PHI participants (<1 year after exposure) in the PISCES cohort from San Francisco underwent longitudinal MRI. Several participants commenced ART during follow-up. TBM and cortical modeling estimated regional brain volumes and cortical thickness, respectively. A two-phase mixed-effect model assessed the trajectory of our MRI measures before and after ART. This involved fitting a linear model at time points before ART initiation and a different linear model at time points after ART. Both models were constrained to meet at the time of ART initiation. Additional mixed-effect models assessed correlations of regional MRI measures with CD4+ and CD8+ cell counts, CD4/CD8 ratio, and CSF and blood HIV RNA at time points before ART.

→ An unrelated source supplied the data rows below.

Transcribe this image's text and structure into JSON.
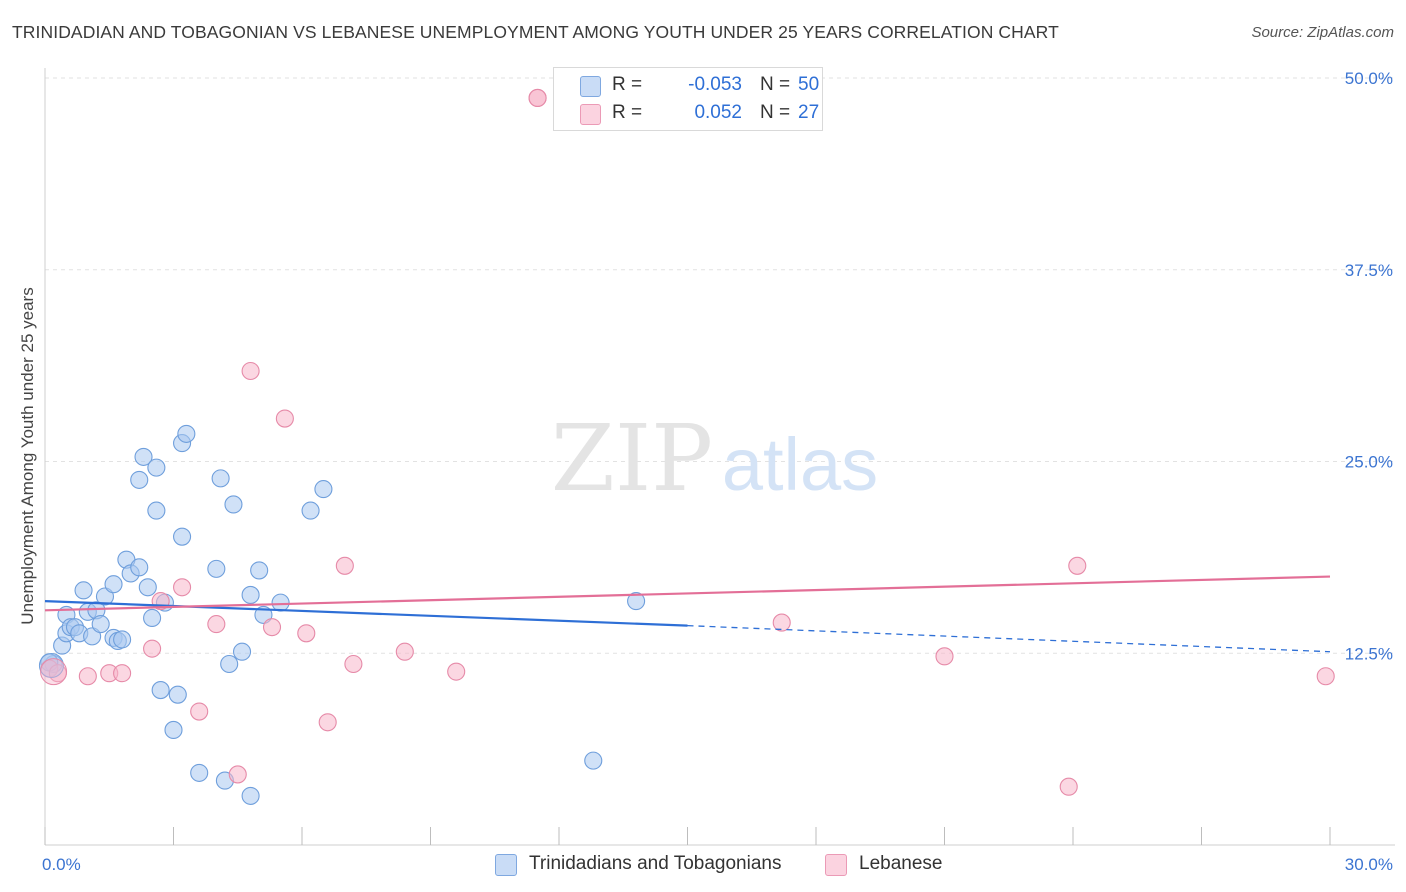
{
  "title": "TRINIDADIAN AND TOBAGONIAN VS LEBANESE UNEMPLOYMENT AMONG YOUTH UNDER 25 YEARS CORRELATION CHART",
  "source": "Source: ZipAtlas.com",
  "watermark": {
    "zip": "ZIP",
    "atlas": "atlas"
  },
  "legend": {
    "rows": [
      {
        "r_label": "R =",
        "r_value": "-0.053",
        "n_label": "N =",
        "n_value": "50",
        "color": "#aac8f0"
      },
      {
        "r_label": "R =",
        "r_value": "0.052",
        "n_label": "N =",
        "n_value": "27",
        "color": "#f7b6cb"
      }
    ]
  },
  "bottom_legend": [
    {
      "label": "Trinidadians and Tobagonians",
      "color": "#aac8f0"
    },
    {
      "label": "Lebanese",
      "color": "#f7b6cb"
    }
  ],
  "chart_data": {
    "type": "scatter",
    "title": "TRINIDADIAN AND TOBAGONIAN VS LEBANESE UNEMPLOYMENT AMONG YOUTH UNDER 25 YEARS CORRELATION CHART",
    "xlabel": "",
    "ylabel": "Unemployment Among Youth under 25 years",
    "xlim": [
      0,
      30
    ],
    "ylim": [
      0,
      50
    ],
    "x_tick_labels": [
      {
        "value": 0,
        "label": "0.0%"
      },
      {
        "value": 30,
        "label": "30.0%"
      }
    ],
    "y_tick_labels": [
      {
        "value": 12.5,
        "label": "12.5%"
      },
      {
        "value": 25,
        "label": "25.0%"
      },
      {
        "value": 37.5,
        "label": "37.5%"
      },
      {
        "value": 50,
        "label": "50.0%"
      }
    ],
    "series": [
      {
        "name": "Trinidadians and Tobagonians",
        "color": "#aac8f0",
        "stroke": "#6f9fdc",
        "line_color": "#2e6fd6",
        "trend": {
          "x0": 0,
          "y0": 15.9,
          "x1": 15,
          "y1": 14.3,
          "dash_to_x": 30,
          "dash_to_y": 12.6
        },
        "points": [
          [
            0.2,
            11.8
          ],
          [
            0.4,
            13.0
          ],
          [
            0.5,
            13.8
          ],
          [
            0.5,
            15.0
          ],
          [
            0.6,
            14.2
          ],
          [
            0.7,
            14.2
          ],
          [
            0.8,
            13.8
          ],
          [
            0.9,
            16.6
          ],
          [
            1.0,
            15.2
          ],
          [
            1.1,
            13.6
          ],
          [
            1.2,
            15.3
          ],
          [
            1.3,
            14.4
          ],
          [
            1.4,
            16.2
          ],
          [
            1.6,
            13.5
          ],
          [
            1.6,
            17.0
          ],
          [
            1.7,
            13.3
          ],
          [
            1.8,
            13.4
          ],
          [
            1.9,
            18.6
          ],
          [
            2.0,
            17.7
          ],
          [
            2.2,
            18.1
          ],
          [
            2.2,
            23.8
          ],
          [
            2.3,
            25.3
          ],
          [
            2.4,
            16.8
          ],
          [
            2.5,
            14.8
          ],
          [
            2.6,
            21.8
          ],
          [
            2.6,
            24.6
          ],
          [
            2.7,
            10.1
          ],
          [
            2.8,
            15.8
          ],
          [
            3.0,
            7.5
          ],
          [
            3.1,
            9.8
          ],
          [
            3.2,
            20.1
          ],
          [
            3.2,
            26.2
          ],
          [
            3.3,
            26.8
          ],
          [
            3.6,
            4.7
          ],
          [
            4.0,
            18.0
          ],
          [
            4.1,
            23.9
          ],
          [
            4.2,
            4.2
          ],
          [
            4.3,
            11.8
          ],
          [
            4.4,
            22.2
          ],
          [
            4.6,
            12.6
          ],
          [
            4.8,
            3.2
          ],
          [
            4.8,
            16.3
          ],
          [
            5.0,
            17.9
          ],
          [
            5.1,
            15.0
          ],
          [
            5.5,
            15.8
          ],
          [
            6.2,
            21.8
          ],
          [
            6.5,
            23.2
          ],
          [
            12.8,
            5.5
          ],
          [
            13.8,
            15.9
          ],
          [
            0.1,
            11.9
          ]
        ]
      },
      {
        "name": "Lebanese",
        "color": "#f7b6cb",
        "stroke": "#e68aa8",
        "line_color": "#e36f97",
        "trend": {
          "x0": 0,
          "y0": 15.3,
          "x1": 30,
          "y1": 17.5
        },
        "points": [
          [
            0.1,
            11.5
          ],
          [
            0.3,
            11.2
          ],
          [
            1.0,
            11.0
          ],
          [
            1.5,
            11.2
          ],
          [
            1.8,
            11.2
          ],
          [
            2.5,
            12.8
          ],
          [
            2.7,
            15.9
          ],
          [
            3.2,
            16.8
          ],
          [
            3.6,
            8.7
          ],
          [
            4.0,
            14.4
          ],
          [
            4.5,
            4.6
          ],
          [
            4.8,
            30.9
          ],
          [
            5.3,
            14.2
          ],
          [
            5.6,
            27.8
          ],
          [
            6.1,
            13.8
          ],
          [
            6.6,
            8.0
          ],
          [
            7.0,
            18.2
          ],
          [
            7.2,
            11.8
          ],
          [
            8.4,
            12.6
          ],
          [
            9.6,
            11.3
          ],
          [
            11.5,
            48.7
          ],
          [
            11.5,
            48.7
          ],
          [
            17.2,
            14.5
          ],
          [
            21.0,
            12.3
          ],
          [
            23.9,
            3.8
          ],
          [
            24.1,
            18.2
          ],
          [
            29.9,
            11.0
          ]
        ]
      }
    ]
  }
}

65 male PHI participants enrolled ((mean±SD) age 36.8±9 year, education 15.4±2.3 year, duration of infection 4.2±2.5 month, MRI per participant 2.5±1.5). Prior to ART initiation, we observed that longer duration of infection was correlated with brain volume loss in the thalamus, caudate, temporal lobe and cerebellum as shown by TBM (see Fig 1 for voxel-wise statistics), and with cortical thinning in the frontal and temporal lobes, as well as middle cingulate cortex (p<.05) (Fig 1B). After ART initiation, no further significant brain volume changes were found by TBM (Fig 1A). However, small but statistically significant increases of cortical thickness in the right frontal and temporal lobes correlated with longer ART duration (p<.05) (Fig 1B). Before ART, increased CSF HIV RNA was related with volume reductions in the thalamus (p<0.1) (Fig 1C). CD4+ cell count and CD4/CD8 ratio were positively correlated with cortical thickness in the left frontal lobe (p<.05) (Fig 1D).
Regional subcortical volume loss and cortical thinning occur before ART initiation. However, initiating ART can halt further structural deterioration. These findings support the hypothesis that brain injury due to HIV occurs during untreated infection and worsens in the absence of ART. This suggests that early initiation of ART preserves long-term brain health.